A friend of mine called me this evening wanting to know about welding ductile iron. It seems his ductile iron backhoe boom has cracked. It has a "do not weld" tag on it. Somewhere I seem to recall that it could be welded with the proper technique. Is that the case? Or did I dream it up??
He uses the hoe in his septic business. It gets some tough usage. Hard digging and lots of hammering. The replacement cost is around $7k. If it can be welded, that'll be the way he'll go. What y'all think?
Of course all those "do not weld" stickers are there for warranty purposes. They would just love to have you tack on some bracket or other just to let them off the hook on warranty. But once a machine is off the warranty, broke down and out of service, you do what ya gotta do.
If nothing else, maybe it can be put back into service long enough to work on getting a new boom at a more convenient time. Make sure it is out of warranty first I guess. For the older steel booms that would crack they would always plate the darn thing after welding the crack. On cast I don't know if that would help or hurt.
I have welded Ductile Iron fire hydrant extensions using Ni55 rod, but it was not a stress-critical operation. The Lincoln "Metals and How to Weld Them" book recommends similar procedures to cast iron, i.e. preheat to 500-600F and weld with about 60% Ni rod.
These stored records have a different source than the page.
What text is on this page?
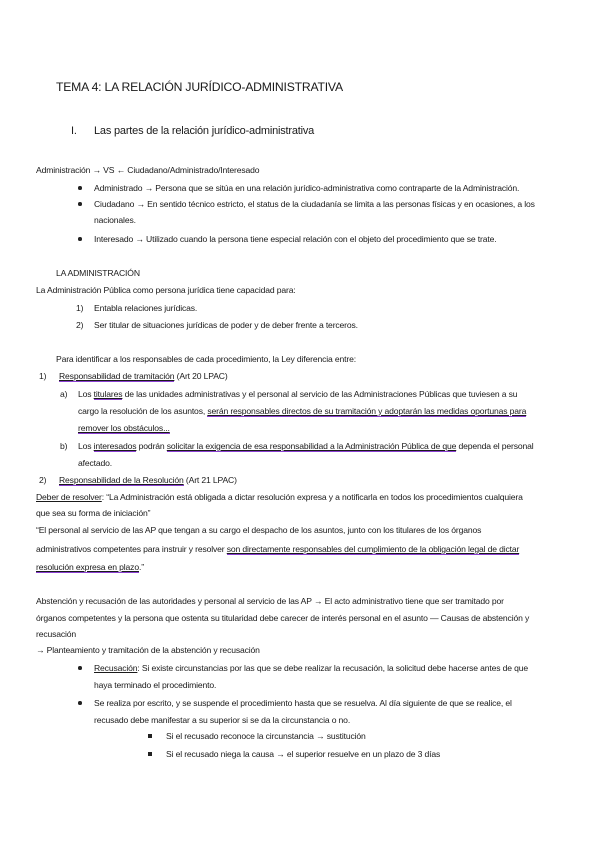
TEMA 4: LA RELACIÓN JURÍDICO-ADMINISTRATIVA
I. Las partes de la relación jurídico-administrativa
Administración → VS ← Ciudadano/Administrado/Interesado
Administrado → Persona que se sitúa en una relación jurídico-administrativa como contraparte de la Administración.
Ciudadano → En sentido técnico estricto, el status de la ciudadanía se limita a las personas físicas y en ocasiones, a los
nacionales.
Interesado → Utilizado cuando la persona tiene especial relación con el objeto del procedimiento que se trate.
LA ADMINISTRACIÓN
La Administración Pública como persona jurídica tiene capacidad para:
1) Entabla relaciones jurídicas.
2) Ser titular de situaciones jurídicas de poder y de deber frente a terceros.
Para identificar a los responsables de cada procedimiento, la Ley diferencia entre:
1) Responsabilidad de tramitación (Art 20 LPAC)
a) Los titulares de las unidades administrativas y el personal al servicio de las Administraciones Públicas que tuviesen a su
cargo la resolución de los asuntos, serán responsables directos de su tramitación y adoptarán las medidas oportunas para
remover los obstáculos...
b) Los interesados podrán solicitar la exigencia de esa responsabilidad a la Administración Pública de que dependa el personal
afectado.
2) Responsabilidad de la Resolución (Art 21 LPAC)
Deber de resolver: “La Administración está obligada a dictar resolución expresa y a notificarla en todos los procedimientos cualquiera
que sea su forma de iniciación”
“El personal al servicio de las AP que tengan a su cargo el despacho de los asuntos, junto con los titulares de los órganos
administrativos competentes para instruir y resolver son directamente responsables del cumplimiento de la obligación legal de dictar
resolución expresa en plazo.”
Abstención y recusación de las autoridades y personal al servicio de las AP → El acto administrativo tiene que ser tramitado por
órganos competentes y la persona que ostenta su titularidad debe carecer de interés personal en el asunto — Causas de abstención y
recusación
→ Planteamiento y tramitación de la abstención y recusación
Recusación: Si existe circunstancias por las que se debe realizar la recusación, la solicitud debe hacerse antes de que
haya terminado el procedimiento.
Se realiza por escrito, y se suspende el procedimiento hasta que se resuelva. Al día siguiente de que se realice, el
recusado debe manifestar a su superior si se da la circunstancia o no.
Si el recusado reconoce la circunstancia → sustitución
Si el recusado niega la causa → el superior resuelve en un plazo de 3 días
i have repaired cracks in ductile iron pipe.[emergency only].it is a bear.preheat ,7018 rods on low amps, post heat.and it will still crack on you. i would not repair anything ductile that was going to have much of a load on it.
I'm a big fan of brazing when I can heat the entire part up, I like to vee the joint and then I grind grooves into the joint to make it look like the face of the old meat tenderizing hammers, it gives the braze something to grab onto, and as soon as I'm done I post heat the part and take my chipping hammer and start tapping on the joint to stress relieve it. I forgot to note I also pre heat the part.
On parts that are to big to pre heat I use a nickle rod, slightly preheat and weld an inch at a time and peen with the chipping hammer between each 1" of weld.